A posterior análise meteorológica da região onde se deu o voo
JJ 8065 da TAM, de fato, não indica nenhuma condição atmosférica conhecida associada a turbulências em níveis altos, tais como a presença de nuvens convectivas de grande desenvolvimento vertical ou de fortes variações de velocidade e direção do vento (isto é, cisalhamento) – que causam a turbulência de ar claro. O que se nota, na rota, é um amplo arco de ventos curvando-se de nordeste 30 nós ao norte do equador, para oeste 40 nós ao sul da linha, condição que normalmente estaria associada a bom tempo.

Parece, portanto, que temos mais um exemplo de condições atípicas de turbulência em ar claro, exemplo que se soma a vários outros em anos recentes, tais como, entre os que afetaram passageiros brasileiros, o da própria TAM, Miami-Guarulhos, na altura de Ribeirão Preto, em maio de 2009, e o da Continental, Rio-Houston, ao norte da República Dominicana, em agosto de 2009, que foi obrigado a desviar para Miami.

Meteorologia e acidentes

A turbulência, como uma propriedade natural dos fluidos e que se manifesta como movimento irregular e às vezes caótico do meio, é objeto de estudo da física e em especial do ramo da mecânica dos fluidos. Dentre os grandes nomes da ciência que contribuíram para o entendimento do fenômeno estão, para citar alguns, Reynolds, Helmholz, Bernouilli, von Karman e Prandtl. São nomes também associados à criação da aerodinâmica, ou seja, homens que fundaram a ciência do voo mecânico. Entre eles cabe destacar, ainda, Otto Lilienthal, o grande experimentador do voo planado, que pagou com sua própria vida o preço do pioneirismo, ao enfrentar a turbulência orográfica ao voar nos montes Rhinower, na Alemanha, em 1896.

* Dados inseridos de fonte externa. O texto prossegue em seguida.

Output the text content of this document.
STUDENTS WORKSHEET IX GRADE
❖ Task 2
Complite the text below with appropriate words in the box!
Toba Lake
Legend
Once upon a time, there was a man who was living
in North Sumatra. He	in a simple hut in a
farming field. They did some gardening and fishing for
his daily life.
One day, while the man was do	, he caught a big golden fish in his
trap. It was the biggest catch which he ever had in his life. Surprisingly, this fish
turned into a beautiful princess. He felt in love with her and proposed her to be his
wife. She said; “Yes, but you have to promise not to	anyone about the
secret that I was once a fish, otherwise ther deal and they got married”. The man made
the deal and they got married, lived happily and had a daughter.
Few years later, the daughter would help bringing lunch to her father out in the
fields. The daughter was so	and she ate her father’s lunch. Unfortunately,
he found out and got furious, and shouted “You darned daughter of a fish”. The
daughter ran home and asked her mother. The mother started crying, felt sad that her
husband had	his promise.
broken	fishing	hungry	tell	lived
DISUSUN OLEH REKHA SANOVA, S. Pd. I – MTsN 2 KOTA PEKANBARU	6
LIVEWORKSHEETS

Há, entretanto, uma diferença importante entre a definição de cientistas para a “turbulência clássica” – em termos do campo da velocidade e sua variação aparentemente aleatória –, e a definição dos pilotos para a “turbulência aeronáutica” – em termos das reações da aeronave. Com isso, não só movimentos desorganizados do ar constituem turbulência, mas também movimentos organizados com força e tamanho suficientes para influir no voo. Além disso, as ações do piloto podem mascarar as turbulências atmosféricas e introduzir outras acelerações.

Como é justamente na atmosfera que podemos encontrar os mais radicais exemplos de fluxo turbulento, são os aviadores os profissionais que no seu dia a dia mais convivem com o fenômeno. Felizmente, o voo em geral é bem mais frequente em condições calmas do que turbulentas. Estima-se que a probabilidade de uma aeronave na troposfera terrestre (a camada mais agitada, em contato com a superfície) encontrar turbulência significativa é de uma vez em 20. Quando ocorre, a maior parte da turbulência é leve, mas, dependendo de localização geográfica, altitude, época do ano, condições locais de tempo, hora do dia e outros fatores, o risco de turbulências moderadas, severas e mesmo extremas aumenta consideravelmente.

Um estudo da FAA sobre um total de 20.732 acidentes de aviação nos Estados Unidos no período de 1992 a 2001 concluiu que 4.316 das ocorrências estiveram associadas a causas ou fatores meteorológicos, dos quais 509 foram associados a turbulências. Entre os acidentes relacionados a turbulências quase 23% foram fatais, totalizando 251 mortos. Na aviação geral, a causa ou fator mais frequente dos acidentes se associam em geral a correntes descendentes enquanto nas linhas aéreas a turbulência de ar claro (CAT) predomina nos dados estatísticos dos acidentes. Outros fenômenos ligados aos acidentes elencados no estudo foram onda de montanha, turbulência dentro de nuvens, turbulência dentro de cúmulos-nimbos (trovoada), ascendentes e turbulência induzida pelo terreno e por convecção.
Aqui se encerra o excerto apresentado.